A insinuarsi nell’intimità degli individui non sono soltanto le sofisticate forme di controllo esercitate dalle piattaforme digitali di condivisione, ma anche i tanti oggetti tecnologici di uso quotidiano progettati per raccogliere e condividere dati. Si pensi alla domotica, alle smart-city o alle automobili senza conducente, tanto per fare qualche esempio. In un tale contesto risulta sempre più difficile individuare un confine tra fisico e non fisico, tra online e offline: Internet sta diventando lo sfondo invisibile della vita quotidiana, trasformando la connettività degli esseri umani da una modalità circoscritta all’uso degli schermi a una modalità diffusa nel quotidiano. Si è infatti spesso online anche senza volerlo o saperlo. Viene da domandarsi se nel prossimo futuro esisterà ancora qualche aspetto privato della vita umana. E se tanti acritici tecno-entusiasti non mancano di rimarcare come la manipolazione diretta e connettiva del mondo fisico attuata attraverso Internet permetta un miglioramento della vita umana, occorre constatare come molti dei miglioramenti di cui parlano abbiano in fin dei conti a che fare con i tempi e i fini imposti dalla società della prestazione, della mercificazione e del controllo. È per forza a questa triade che si deve far riferimento quando si parla di qualità della vita?

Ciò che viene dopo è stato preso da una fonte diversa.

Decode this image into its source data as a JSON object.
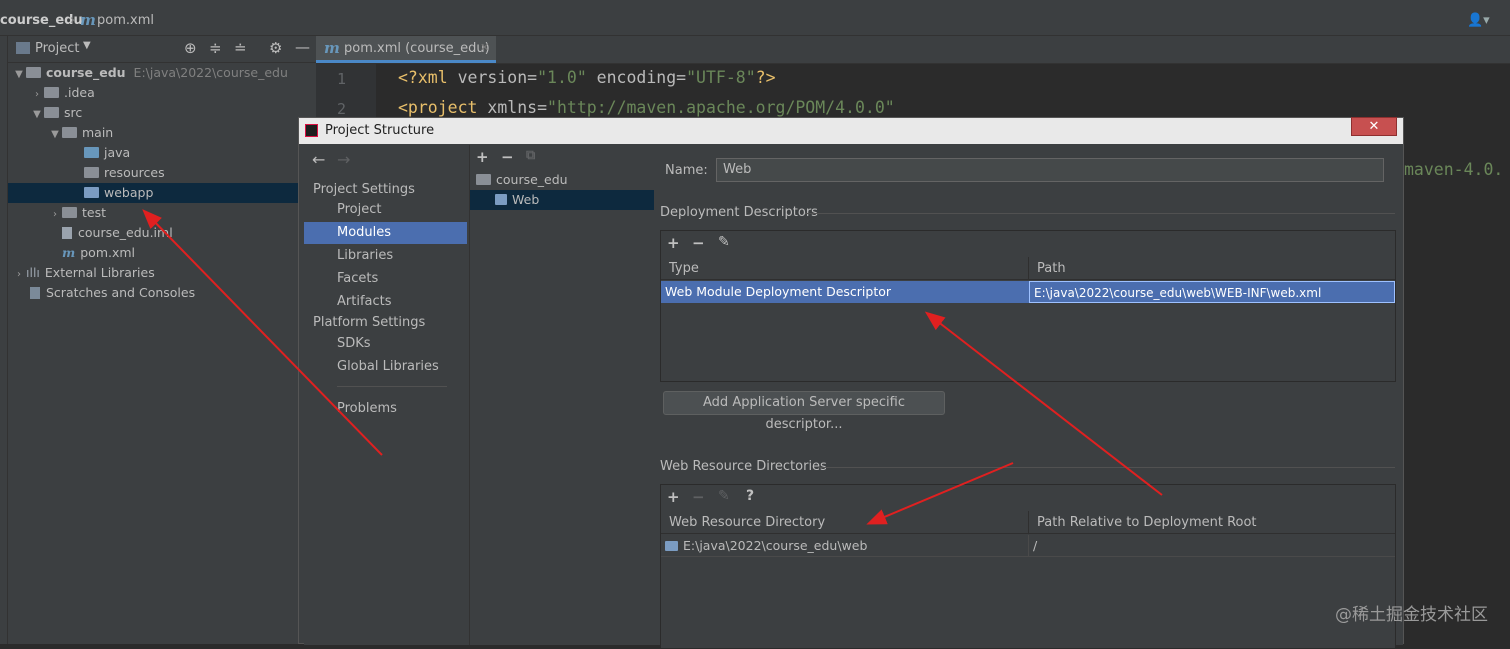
{
  "navbar": {
    "project": "course_edu",
    "file": "pom.xml"
  },
  "project_panel": {
    "title": "Project",
    "tree": [
      {
        "label": "course_edu",
        "extra": "E:\\java\\2022\\course_edu"
      },
      {
        "label": ".idea"
      },
      {
        "label": "src"
      },
      {
        "label": "main"
      },
      {
        "label": "java"
      },
      {
        "label": "resources"
      },
      {
        "label": "webapp"
      },
      {
        "label": "test"
      },
      {
        "label": "course_edu.iml"
      },
      {
        "label": "pom.xml"
      },
      {
        "label": "External Libraries"
      },
      {
        "label": "Scratches and Consoles"
      }
    ]
  },
  "editor": {
    "tab": "pom.xml (course_edu)",
    "lines": [
      "1",
      "2"
    ],
    "line1": {
      "open": "<?xml",
      "a1": " version=",
      "v1": "\"1.0\"",
      "a2": " encoding=",
      "v2": "\"UTF-8\"",
      "close": "?>"
    },
    "line2": {
      "tag": "<project",
      "attr": " xmlns=",
      "val": "\"http://maven.apache.org/POM/4.0.0\""
    },
    "right_fragment": "maven-4.0."
  },
  "dialog": {
    "title": "Project Structure",
    "close": "✕",
    "sidebar": {
      "project_settings": "Project Settings",
      "items1": [
        "Project",
        "Modules",
        "Libraries",
        "Facets",
        "Artifacts"
      ],
      "platform_settings": "Platform Settings",
      "items2": [
        "SDKs",
        "Global Libraries"
      ],
      "problems": "Problems"
    },
    "tree": {
      "root": "course_edu",
      "child": "Web"
    },
    "name_label": "Name:",
    "name_value": "Web",
    "deployment": {
      "title": "Deployment Descriptors",
      "columns": [
        "Type",
        "Path"
      ],
      "row": {
        "type": "Web Module Deployment Descriptor",
        "path": "E:\\java\\2022\\course_edu\\web\\WEB-INF\\web.xml"
      },
      "add_button": "Add Application Server specific descriptor..."
    },
    "resources": {
      "title": "Web Resource Directories",
      "columns": [
        "Web Resource Directory",
        "Path Relative to Deployment Root"
      ],
      "row": {
        "dir": "E:\\java\\2022\\course_edu\\web",
        "path": "/"
      },
      "help": "?"
    }
  },
  "watermark": "@稀土掘金技术社区"
}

Con riferimento a Internet, si parla spesso di servitù volontaria, quasi a voler colpevolizzare gli individui. Si fa presto a dire che la forma assunta dai processi di digitalizzazione dell’esperienza umana abbia potuto prosperare grazie a una certa propensione alla servitù volontaria scambiata volentieri dagli individui con qualche servizio offerto dal Web e dai social… ma la carenza di rapporti sociali fuori dagli schermi e la dipendenza dalla rete non possono che essere rapportate a trasformazioni di cui non si possono colpevolizzare gli individui. Molte relazioni sociali e civiche si sono dematerializzate anche perché le comunità e i rapporti sociali tradizionali sono stati scientemente fatti brillare da quel neoliberismo che ha fatto dell’individualismo più cinico e spietato il suo cavallo di battaglia e l’asservimento digitale non è che la logica conseguenza di quella ricerca spasmodica di nuovi ambiti di sfruttamento che coinvolgono anche gli aspetti più privati dell’individuo. Gli utenti delle tecnologie digitali sono diventati merci e macchine produttive, incessantemente al lavoro per produrre dati e profitto.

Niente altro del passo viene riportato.